Trajectory plots for the proportion infected in the vulnerable, shielders and general populations, with accompanying β and R_e plots for the baseline scenario. Phases 1–4 are indicated. (a) Trajectory plots of the proportion of those infected in the vulnerable (green), shielders (red) and general (blue) populations, shading depicts the different phases of enhanced shielding intervention. (b) Values for the different β over the course of the simulation as they are implemented for the different intervention phases.
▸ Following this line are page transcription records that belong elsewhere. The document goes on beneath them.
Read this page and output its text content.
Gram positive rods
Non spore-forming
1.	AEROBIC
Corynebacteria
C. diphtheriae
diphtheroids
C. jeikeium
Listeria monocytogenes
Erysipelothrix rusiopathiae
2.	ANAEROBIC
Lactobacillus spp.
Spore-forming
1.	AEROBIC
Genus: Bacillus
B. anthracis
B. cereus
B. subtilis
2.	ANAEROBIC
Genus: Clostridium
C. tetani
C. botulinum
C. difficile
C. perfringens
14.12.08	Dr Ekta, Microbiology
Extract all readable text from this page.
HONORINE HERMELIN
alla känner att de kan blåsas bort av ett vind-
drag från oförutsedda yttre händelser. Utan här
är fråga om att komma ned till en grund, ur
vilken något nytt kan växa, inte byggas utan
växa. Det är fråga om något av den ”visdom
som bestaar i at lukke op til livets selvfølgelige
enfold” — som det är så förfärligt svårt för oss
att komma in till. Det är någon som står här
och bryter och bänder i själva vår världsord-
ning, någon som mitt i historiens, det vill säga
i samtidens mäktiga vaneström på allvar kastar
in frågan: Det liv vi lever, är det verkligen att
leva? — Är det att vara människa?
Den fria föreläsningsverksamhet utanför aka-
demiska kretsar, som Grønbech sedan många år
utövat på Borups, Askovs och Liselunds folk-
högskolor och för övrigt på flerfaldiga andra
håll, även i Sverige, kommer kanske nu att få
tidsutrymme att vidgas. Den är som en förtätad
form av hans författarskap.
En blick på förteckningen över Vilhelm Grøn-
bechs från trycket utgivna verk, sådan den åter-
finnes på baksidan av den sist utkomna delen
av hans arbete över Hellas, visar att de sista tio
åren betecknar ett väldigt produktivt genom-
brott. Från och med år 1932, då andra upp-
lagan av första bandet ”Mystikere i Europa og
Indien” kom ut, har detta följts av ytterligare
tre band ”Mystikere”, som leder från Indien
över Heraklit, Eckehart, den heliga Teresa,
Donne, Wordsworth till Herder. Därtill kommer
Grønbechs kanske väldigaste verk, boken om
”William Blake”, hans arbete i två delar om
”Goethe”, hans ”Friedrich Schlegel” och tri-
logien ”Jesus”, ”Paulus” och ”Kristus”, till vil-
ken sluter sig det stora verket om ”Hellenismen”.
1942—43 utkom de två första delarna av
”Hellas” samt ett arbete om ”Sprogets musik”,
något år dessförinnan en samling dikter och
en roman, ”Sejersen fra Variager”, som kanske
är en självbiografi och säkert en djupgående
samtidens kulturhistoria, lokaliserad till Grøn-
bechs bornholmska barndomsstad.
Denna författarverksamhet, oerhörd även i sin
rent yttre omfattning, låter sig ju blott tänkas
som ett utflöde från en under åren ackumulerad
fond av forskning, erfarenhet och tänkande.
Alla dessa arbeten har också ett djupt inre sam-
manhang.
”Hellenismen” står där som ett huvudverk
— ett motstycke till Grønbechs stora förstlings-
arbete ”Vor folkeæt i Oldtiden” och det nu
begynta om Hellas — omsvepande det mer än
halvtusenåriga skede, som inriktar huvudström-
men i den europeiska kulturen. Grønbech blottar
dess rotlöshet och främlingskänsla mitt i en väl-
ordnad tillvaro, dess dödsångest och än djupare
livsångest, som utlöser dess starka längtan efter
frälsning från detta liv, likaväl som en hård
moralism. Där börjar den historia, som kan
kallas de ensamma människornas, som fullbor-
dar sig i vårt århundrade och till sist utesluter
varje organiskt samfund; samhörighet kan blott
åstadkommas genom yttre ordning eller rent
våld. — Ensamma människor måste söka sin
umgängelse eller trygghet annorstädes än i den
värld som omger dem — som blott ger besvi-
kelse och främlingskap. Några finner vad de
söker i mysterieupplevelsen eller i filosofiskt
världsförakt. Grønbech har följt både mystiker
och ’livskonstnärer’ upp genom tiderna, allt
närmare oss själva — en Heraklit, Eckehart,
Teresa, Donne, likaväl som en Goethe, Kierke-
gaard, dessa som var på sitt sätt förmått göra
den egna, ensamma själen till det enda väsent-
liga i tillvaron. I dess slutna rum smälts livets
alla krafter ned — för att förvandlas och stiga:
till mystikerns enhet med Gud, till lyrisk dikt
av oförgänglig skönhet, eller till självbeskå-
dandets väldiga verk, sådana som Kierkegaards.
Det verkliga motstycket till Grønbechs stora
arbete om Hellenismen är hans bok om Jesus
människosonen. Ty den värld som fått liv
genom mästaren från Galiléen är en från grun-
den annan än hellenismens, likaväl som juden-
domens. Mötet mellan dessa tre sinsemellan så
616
In short, β₁: transmission among and between vulnerable and shielders; β₂: transmission between shielders and general population; β₃: transmission between general population; β₄: transmission between vulnerable and general population (see table 1 for full WAIFW matrix). (c) Values of the corresponding R_e values (colours) for the different subpopulations and the overall R_e (black) during the different intervention phases. (See the electronic supplementary material, Information for calculation of overall R_e). (Online version in colour.)

Figure 3.

Sensitivity analyses. Plots show the relative height of the second peak versus the first peak I_v as a function of relevant parameter value. Dotted lines represent peaks of equal height. (a) Relative values of R_e in P3/P4. The second peak is higher for a relative value greater than 1.22, corresponding to R_e > 1.99. (b) Adherence in P3/P4. 100% adherence equates to P4 $R_e^v=0.4$ (baseline value); 0% adherence equates to a pre-lockdown value of $R_e^v=1.7$. The second peak is higher for adherence less than 74%. (c) R_e in all phases. P1 R_e values are shown; R_e values in other phases are scaled accordingly. The second peak is higher for P1 R_e < 1.63. (d) Duration of immunity (expressed as 1/ζ). The second peak is higher for 1/ζ < 54 days.

Figure 4.

Results of a global sensitivity (FAST) analysis on three key outcome measures with regard to the proportion of the vulnerable population that become infected (I_v): (i) the height of the second peak of I_v; (ii) whether the second peak of I_v is higher than the first peak and (iii) cumulative I_v 1 year after the start of the lockdown. The bars show the partial variance of the individual model parameters. Higher bars indicate greater sensitivity of the model to that parameter. See the electronic supplementary material, Methods for details of the sensitivity analysis and parameter ranges used. (a) Description of explored β value ‘blocks’ for the sensitivity analysis. β₁, β₂, β₃ and β₄ were broken down further to assess the sensitivity of the system to these values in greater detail. Lettering denotes the explored β in the FAST analysis. (b) Sensitivity of the model outcome measures to the β values specified in (a). (c) Sensitivity of the model outcome measures to β₁, β₂, β₃ and β₄.

Figure 5.

Heat maps showing the trade-off between relaxation (left to right on the horizontal axis) and increasing protection (top to bottom on the vertical axis). (a) Heat maps describing the cumulative infected vulnerable fraction (I_v) 1 year after the start of lockdown for different combinations of β₃ and β₄ for different values of β₁ (rows) and β₂ (columns). (b) As (a) but for whether the second peak of I_v is lower (green) or higher (red) than the first peak. (c) As (b) but all second peaks (I_v, I_s, I_g) smaller than first peaks (green). (d) As (b) but dI/dt is negative or zero for at least 1 year after the start of lockdown for all I-compartments. (Online version in colour.)

Figure 6.

Heat maps showing the trade-off between relaxation (left to right on the horizontal axis) and increasing protection (top to bottom on the vertical axis) for the different models considered. The green shading indicates which of the policy objectives is met. Dark green: the second peak of I_v is lower than the first peak. Middle green: as dark green plus all second peaks (I_v, I_s, I_g) lower than first peaks. Light green: as middle green but dI/dt is negative or zero for at least one year after the start of lockdown for all I-compartments. Red: none of the policy objectives is met. (Online version in colour.)